National Conditions: April 5, 2023 - April 11, 2023

The aftermath of the record wet winter continues as drought further shrinks in the West. Meanwhile, the huge area of Exceptional Drought (D4) in the Central/Southern Plains is growing.

As of April 11, 2023, 21.77% of the U.S. and Puerto Rico and 26.02% of the lower 48 states are in drought, according to the U.S. Drought Monitor.

This Week's Drought Summary...

This U.S. Drought Monitor (USDM) week saw continued improvements on the map across areas of the West including California, Nevada, Idaho, Montana, and Utah. In the Plains states, drought-related conditions degraded in the southern Plains in Kansas and Oklahoma. In Kansas, the past 9-month period (July 2022-March 2023) has been the 4th driest on record, according to the NOAA National Centers for Environmental Information (NCEI). In the northern Plains, the conditions on the map improved in response to recent significant winter storm events that helped to boost snowpack conditions in North Dakota where numerous weather stations broke all-time snow depth records for April, according to the North Dakota State Climate Office.

In the South, a mix of improvements and degradation characterized the region’s drought status this week. Significant improvements were observed in South Texas, parts of the Hill Country, and the Gulf Coast regions where locally heavy rainfall accumulations (2 to 8+ inches) were logged. Conversely, areas of western Texas and the Panhandle saw continued degradations in response to short and longer-term precipitation shortfalls.

In the Southeast, above-normal temperatures (4 to 8 deg. F) and generally dry conditions persisted across drought-affected areas of Florida. Further to the north in the Carolinas and areas of southern Virginia, improvements were made related to widespread shower activity, including some locally heavy accumulations (2 to 5+ inches), observed this past week.

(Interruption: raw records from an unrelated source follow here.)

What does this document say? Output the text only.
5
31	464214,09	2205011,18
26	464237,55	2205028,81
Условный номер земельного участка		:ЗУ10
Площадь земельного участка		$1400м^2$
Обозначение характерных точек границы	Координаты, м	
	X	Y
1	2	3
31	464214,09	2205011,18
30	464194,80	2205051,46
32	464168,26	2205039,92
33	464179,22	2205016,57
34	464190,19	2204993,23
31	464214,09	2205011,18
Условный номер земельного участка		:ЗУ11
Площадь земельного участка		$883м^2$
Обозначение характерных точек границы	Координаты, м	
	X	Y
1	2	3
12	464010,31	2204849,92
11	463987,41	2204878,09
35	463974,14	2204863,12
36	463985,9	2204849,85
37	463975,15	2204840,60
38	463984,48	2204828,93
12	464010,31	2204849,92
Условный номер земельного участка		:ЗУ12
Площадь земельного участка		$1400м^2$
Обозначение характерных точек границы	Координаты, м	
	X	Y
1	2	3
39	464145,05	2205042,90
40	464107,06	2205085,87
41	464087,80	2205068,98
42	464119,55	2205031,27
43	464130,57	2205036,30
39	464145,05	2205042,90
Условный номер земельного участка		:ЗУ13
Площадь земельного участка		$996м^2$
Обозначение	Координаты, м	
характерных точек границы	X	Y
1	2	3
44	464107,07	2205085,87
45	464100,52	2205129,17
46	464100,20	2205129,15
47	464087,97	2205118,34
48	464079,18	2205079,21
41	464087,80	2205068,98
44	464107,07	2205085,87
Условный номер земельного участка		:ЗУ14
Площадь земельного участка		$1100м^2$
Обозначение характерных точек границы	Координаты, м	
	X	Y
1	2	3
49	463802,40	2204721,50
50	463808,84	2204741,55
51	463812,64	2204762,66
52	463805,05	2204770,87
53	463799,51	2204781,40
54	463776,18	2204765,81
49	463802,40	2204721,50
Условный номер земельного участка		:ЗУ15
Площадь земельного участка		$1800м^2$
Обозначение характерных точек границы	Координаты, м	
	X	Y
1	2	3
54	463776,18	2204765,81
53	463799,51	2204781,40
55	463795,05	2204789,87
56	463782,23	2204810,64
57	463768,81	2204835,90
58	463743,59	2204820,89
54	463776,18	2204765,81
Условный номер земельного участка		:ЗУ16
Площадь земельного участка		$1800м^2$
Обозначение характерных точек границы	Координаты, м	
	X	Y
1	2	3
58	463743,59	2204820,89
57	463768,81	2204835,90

In the Mid-Atlantic and Northeast, short-term dry conditions and widespread low streamflow activity led to areas of degradation in Virginia, Maryland, New Jersey, New York, Connecticut, and Rhode Island. Looking at the latest climatological data released by NOAA NCEI, March precipitation across the contiguous U.S. ranked in the wettest third of the historical record (129 years) with well above-normal precipitation (falling in the top 10th percentile) observed regionally across much of the western U.S. including in California (7th wettest), Nevada (6th wettest), and Utah (3rd wettest).

Meanwhile, drier-than-normal conditions for March were observed across much of the Eastern Seaboard including in Virginia, which saw its 8th driest on record. In terms of average temperatures, temperatures were above normal for March across all of the Eastern Seaboard as well as across the southern Gulf Coast states where Florida observed its 8th warmest on record. In the northern Plains and across the West, cooler-than-normal temperatures prevailed with notable anomalies observed in California (5th coldest), Nevada (5th coldest), Oregon (3rd coldest), and Utah (7th coldest).

Looking at snowpack conditions across the West, record-breaking snowpack conditions were observed in the Sierra Nevada, Great Basin, ranges of the Colorado Plateau in Utah and northern Arizona, and in the central and southern Rockies of western Colorado, northern Utah, and southeastern Idaho.

Looking Ahead...

The NWS WPC 7-Day Quantitative Precipitation Forecast (QPF) calls for moderate-to-heavy liquid (liquid = rain + SWE) precipitation accumulations ranging from 2 to 5+ inches across western portions of Oregon and Washington while lighter accumulations (< 1 inch) are forecasted for areas of the northern and central Rockies. The remainder of the West is expected to be generally dry during the next 7-day period. In areas of the Upper Midwest and Northeast, light accumulations (< 1 inch) are expected, while light to moderate accumulations (1 to 4+ inches) are forecasted for areas of the Gulf Coast states with the heaviest accumulations expected in southern portions of Louisiana and Mississippi.

The CPC 6-10-day Outlooks calls for a moderate-to-high probability of above-normal temperatures across the southern and central Plains, South, Southeast, and the Northeast, while below-normal temperatures are expected across areas west of the Rockies and across areas of the northern Plains and Upper Midwest. In terms of precipitation, below-normal precipitation is expected across the far eastern extent of the Midwest and the southwestern portion of the Northeast region, while above-normal precipitation is forecasted for Plains states, Texas, and the northern two-thirds of the western U.S.